BY MIDMORNING, Hema knew the whole story. Genet had been ill with TB. But Appleby had his hands on the prison health records and they showed what we had not known before: Genet was also a silent carrier of hepatitis B. She contracted it (or so the prison doctor postulated) from an improperly sterilized needle or a transfusion or a tattoo when she was in the field in Eritrea; she could also have acquired it sexually. Genet had bled readily when we slept together, and I had been generously exposed to her blood and thereby to the virus. The incubation period of hepatitis B fit Shiva's hypothesis: it was six weeks from her visit to my falling ill.
Hema paced the waiting room, cursing Genet and bemoaning my stupidity in letting Genet get close to me again after everything she had put us through. Had Genet appeared just then, I would have feared for her life.
WHEN DEEPAK AND VINU made rounds together that afternoon they shared the latest lab results: my kidneys were failing; my liver, normally the source of clotting factors, wasn't producing any. If there were any viable liver cells left, they were showing no signs of recovering. There was not a bit of good news they could convey. They withdrew, Shiva following them. Thomas Stone and Hema stayed, silent around my immobile form. Now it was a watching game, a vigil to the end. There was no hope. The two of them as physicians knew it all too well, but if anything, experience made it even less palatable.
AT NOON, an ICU nurse paged both Deepak and Vinu to a Stone family conference. They came to find Hema and Shiva seated across from Thomas Stone in the small meeting room.

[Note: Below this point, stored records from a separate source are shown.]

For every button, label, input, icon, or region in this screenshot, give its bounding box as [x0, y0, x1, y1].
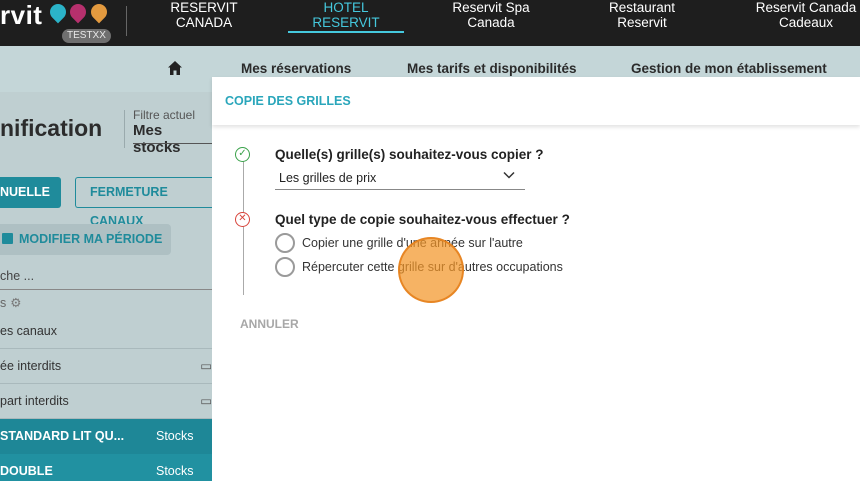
- gift-pin-icon: [87, 0, 111, 24]
- list-item-label: es canaux: [0, 324, 57, 338]
- nav-label-line2: Canada: [467, 15, 515, 30]
- nav-label-line2: RESERVIT: [312, 15, 380, 30]
- chevron-down-icon: [503, 171, 515, 179]
- divider: [126, 6, 127, 36]
- nav-label-line2: Cadeaux: [778, 15, 834, 30]
- room-name: DOUBLE: [0, 464, 53, 478]
- room-row[interactable]: DOUBLE Stocks: [0, 454, 212, 481]
- nav-label-line1: Reservit Canada: [755, 0, 857, 15]
- room-name: STANDARD LIT QU...: [0, 429, 125, 443]
- background-planning-panel: nification Filtre actuel Mes stocks NUEL…: [0, 92, 212, 481]
- settings-row: s ⚙: [0, 295, 21, 310]
- calendar-icon: [2, 233, 13, 244]
- list-item[interactable]: part interdits ▭: [0, 384, 212, 419]
- home-icon[interactable]: [167, 60, 183, 76]
- list-item-label: part interdits: [0, 394, 69, 408]
- search-underline: [0, 289, 212, 290]
- filter-select[interactable]: Mes stocks: [133, 122, 212, 156]
- restaurant-pin-icon: [66, 0, 90, 24]
- room-stock-label: Stocks: [156, 464, 194, 478]
- reservit-logo[interactable]: rvit TESTXX: [0, 0, 126, 46]
- nav-reservit-canada[interactable]: RESERVIT CANADA: [165, 0, 243, 30]
- settings-row-label: s: [0, 296, 7, 310]
- filter-label: Filtre actuel: [133, 108, 196, 122]
- gear-icon[interactable]: ⚙: [10, 295, 21, 310]
- nav-label-line1: Restaurant: [608, 0, 676, 15]
- list-item[interactable]: es canaux: [0, 314, 212, 349]
- filter-underline: [133, 143, 212, 144]
- copy-grids-dialog: COPIE DES GRILLES ✓ ✕ Quelle(s) grille(s…: [212, 77, 860, 481]
- nav-hotel-reservit[interactable]: HOTEL RESERVIT: [288, 0, 404, 30]
- calendar-icon[interactable]: ▭: [200, 349, 212, 384]
- nav-label-line2: Reservit: [617, 15, 667, 30]
- subnav-mes-reservations[interactable]: Mes réservations: [241, 61, 351, 76]
- search-input[interactable]: che ...: [0, 269, 34, 283]
- grid-type-select[interactable]: Les grilles de prix: [275, 166, 525, 190]
- active-nav-indicator: [288, 31, 404, 33]
- top-navigation-bar: rvit TESTXX RESERVIT CANADA HOTEL RESERV…: [0, 0, 860, 46]
- modifier-periode-label: MODIFIER MA PÉRIODE: [19, 232, 163, 246]
- nav-label-line1: RESERVIT: [170, 0, 238, 15]
- modifier-periode-button[interactable]: MODIFIER MA PÉRIODE: [0, 224, 171, 255]
- nav-label-line2: CANADA: [175, 15, 233, 30]
- nav-reservit-cadeaux[interactable]: Reservit Canada Cadeaux: [746, 0, 860, 30]
- subnav-mes-tarifs[interactable]: Mes tarifs et disponibilités: [407, 61, 577, 76]
- nav-label-line1: Reservit Spa: [452, 0, 530, 15]
- radio-button[interactable]: [275, 257, 295, 277]
- room-row[interactable]: STANDARD LIT QU... Stocks: [0, 419, 212, 454]
- question-grids: Quelle(s) grille(s) souhaitez-vous copie…: [275, 147, 544, 162]
- grid-type-select-value: Les grilles de prix: [279, 171, 377, 185]
- dialog-header: COPIE DES GRILLES: [212, 77, 860, 125]
- radio-button[interactable]: [275, 233, 295, 253]
- list-item-label: ée interdits: [0, 359, 62, 373]
- cancel-button[interactable]: ANNULER: [240, 317, 299, 331]
- nav-label-line1: HOTEL: [323, 0, 369, 15]
- dialog-title: COPIE DES GRILLES: [225, 94, 351, 108]
- check-circle-icon: ✓: [235, 147, 250, 162]
- page-title: nification: [0, 115, 103, 141]
- error-circle-icon: ✕: [235, 212, 250, 227]
- nav-reservit-spa[interactable]: Reservit Spa Canada: [440, 0, 542, 30]
- question-copy-type: Quel type de copie souhaitez-vous effect…: [275, 212, 570, 227]
- environment-badge: TESTXX: [62, 29, 111, 43]
- stepper-line: [243, 161, 244, 295]
- calendar-icon[interactable]: ▭: [200, 384, 212, 419]
- list-item[interactable]: ée interdits ▭: [0, 349, 212, 384]
- logo-text: rvit: [0, 0, 43, 30]
- nav-restaurant-reservit[interactable]: Restaurant Reservit: [592, 0, 692, 30]
- click-indicator: [398, 237, 464, 303]
- subnav-gestion-etablissement[interactable]: Gestion de mon établissement: [631, 61, 827, 76]
- fermeture-canaux-button[interactable]: FERMETURE CANAUX: [75, 177, 212, 228]
- annuelle-button[interactable]: NUELLE: [0, 177, 61, 208]
- spa-pin-icon: [46, 0, 70, 24]
- divider: [124, 110, 125, 148]
- room-stock-label: Stocks: [156, 429, 194, 443]
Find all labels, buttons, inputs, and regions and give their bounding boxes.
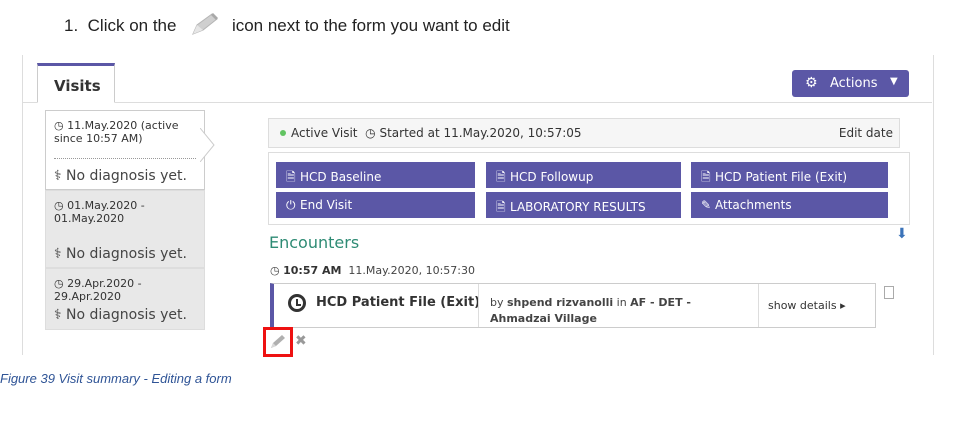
visit-diagnosis: ⚕ No diagnosis yet. xyxy=(54,307,187,323)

Hema, weary, head in her hands and elbows on the table, gazed up at the two young doctors in white coats, her son's peers. “You wanted to see us?” she said impatiently to Vinu and Deepak.
Deepak looked puzzled. “I didn't call this meeting.” He turned to Vinu, who shook his head.
“I did,” Shiva said. He had a stack of photocopied papers in front of him. A yellow legal pad was covered with notations in his careful script. Hema noticed an authority to his voice, a sense of action and energy and initiative that no one else seemed capable of displaying in the face of my terrible prognosis. “I called the meeting because I want to talk about a liver transplant.”